Donc, mon histoire croyable : le processus qui conduisit à la deuxième guerre mondiale est le résultat d'un compromis entre l'Union soviétique et les États-Unis en vue de résoudre le “problème européen”. Il ne s'agit pas d'un plan prémédité pour aboutir à la deuxième guerre mondiale telle qu'elle eut lieu mais d'un plan prémédité pour la susciter. M'est avis que le but était plutôt de provoquer une guerre assez similaire à la première guerre mondiale et de venir à la fin, en “sauveurs”, ramasser les dépouilles et se partager le continent. Ce qui a plus ou moins réussi, sinon que le résultat du conflit amena les “sauveurs” non à se nourrir sur la bête mais à la nourrir pour assurer sa survie. J'entre traite par ailleurs, il existe des structures de comportement qui ont les caractéristiques de complots sans en être, ou au moins sans en être nécessairement — parfois c'en sont mais pas si souvent. Pour des raisons qui ont de vieilles racines, le “bloc de l'est” et le “bloc de l'ouest” avaient des motifs de réduire la puissance de l'Europe, et tous deux ont contribué à la reconstruction rapide de l'appareil industriel allemand puis à celle de son industrie d'armement. Le but semble avoir été d'accélérer les conditions de relance d'un conflit généralisé pour résoudre les questions restées pendantes après la fin de la première guerre mondiale mais bon, je ne suis pas dans la tête des responsables politiques et économiques qui ont décidé cela. Autant que je puisse le comprendre, ils n'avaient pas idée de l'ampleur qu'allait prendre ce conflit, notamment pas idée qu'il les atteindrait directement. Ou peut-être que si : une “bonne” guerre, rien de mieux pour souder un peuple. Cela dit, je ne crois vraiment pas qu'ils s'attendaient à une guerre de ce niveau d'intensité — rares sont les humains à réfléchir à une situation future autrement que “toutes choses égales”, à la limite le même en plus gros mais non le différent.

Je raconte ça, rapport à la situation actuelle : les comptes ne sont pas soldés.

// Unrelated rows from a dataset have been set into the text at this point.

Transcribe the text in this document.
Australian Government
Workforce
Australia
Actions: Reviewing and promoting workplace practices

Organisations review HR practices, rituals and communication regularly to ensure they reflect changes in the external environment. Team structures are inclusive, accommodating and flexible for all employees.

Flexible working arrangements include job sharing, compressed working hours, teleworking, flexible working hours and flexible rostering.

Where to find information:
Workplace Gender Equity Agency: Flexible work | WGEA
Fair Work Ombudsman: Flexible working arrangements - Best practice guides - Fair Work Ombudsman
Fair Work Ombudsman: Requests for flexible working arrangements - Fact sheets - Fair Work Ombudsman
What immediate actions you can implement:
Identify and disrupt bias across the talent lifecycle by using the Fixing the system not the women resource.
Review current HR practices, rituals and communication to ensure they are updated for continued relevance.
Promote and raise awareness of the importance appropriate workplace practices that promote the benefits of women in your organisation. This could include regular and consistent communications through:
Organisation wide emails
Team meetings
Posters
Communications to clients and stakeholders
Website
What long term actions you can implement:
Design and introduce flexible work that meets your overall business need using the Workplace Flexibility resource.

Donald Rumsfeld n'avait pas tort en 2003, parlant de la “vieille Europe”, ce que releva ironiquement Dominique de Villepin en conclusion de son discours sur le sujet qui avait motivé la remarque de Rumsfeld : « Et c'est un vieux pays, la France, d'un vieux continent comme le mien, l'Europe, qui vous le dit aujourd'hui ». Les vieux ont un petit avantage sur les jeunes, les erreurs ils les ont déjà commises, ils n'ont donc pas de raisons de les commettre de nouveau et préfèrent les regarder faire sans s'en mêler. Vladimir Poutine n'a pas tort de considérer la “vieille Europe” comme décadente et efféminée, c'est le cas, l'Europe en question se défait pour renaître une fois de plus de ses cendres, et comme la prochaine étape sera “féminine”, autant précéder le mouvement...


1. Repris de Marilia Amorim, « L’effort pour rendre l’autre bête », Revue du MAUSS, 25 janvier 2015, ISSN 1247-4819, consultable en ligne . Je vous en conseille d'ailleurs la lecture car cet article concorde avec un des propos de ce site, un effort d'élucidation de ce dont traite Marilia Amorim, « la bêtise collective, ou plutôt, l’entreprise collective qui cherche à nous rendre bêtes [qui] est un effet de pouvoir ». Cela dit, presque tous les articles de cette revue valent la lecture.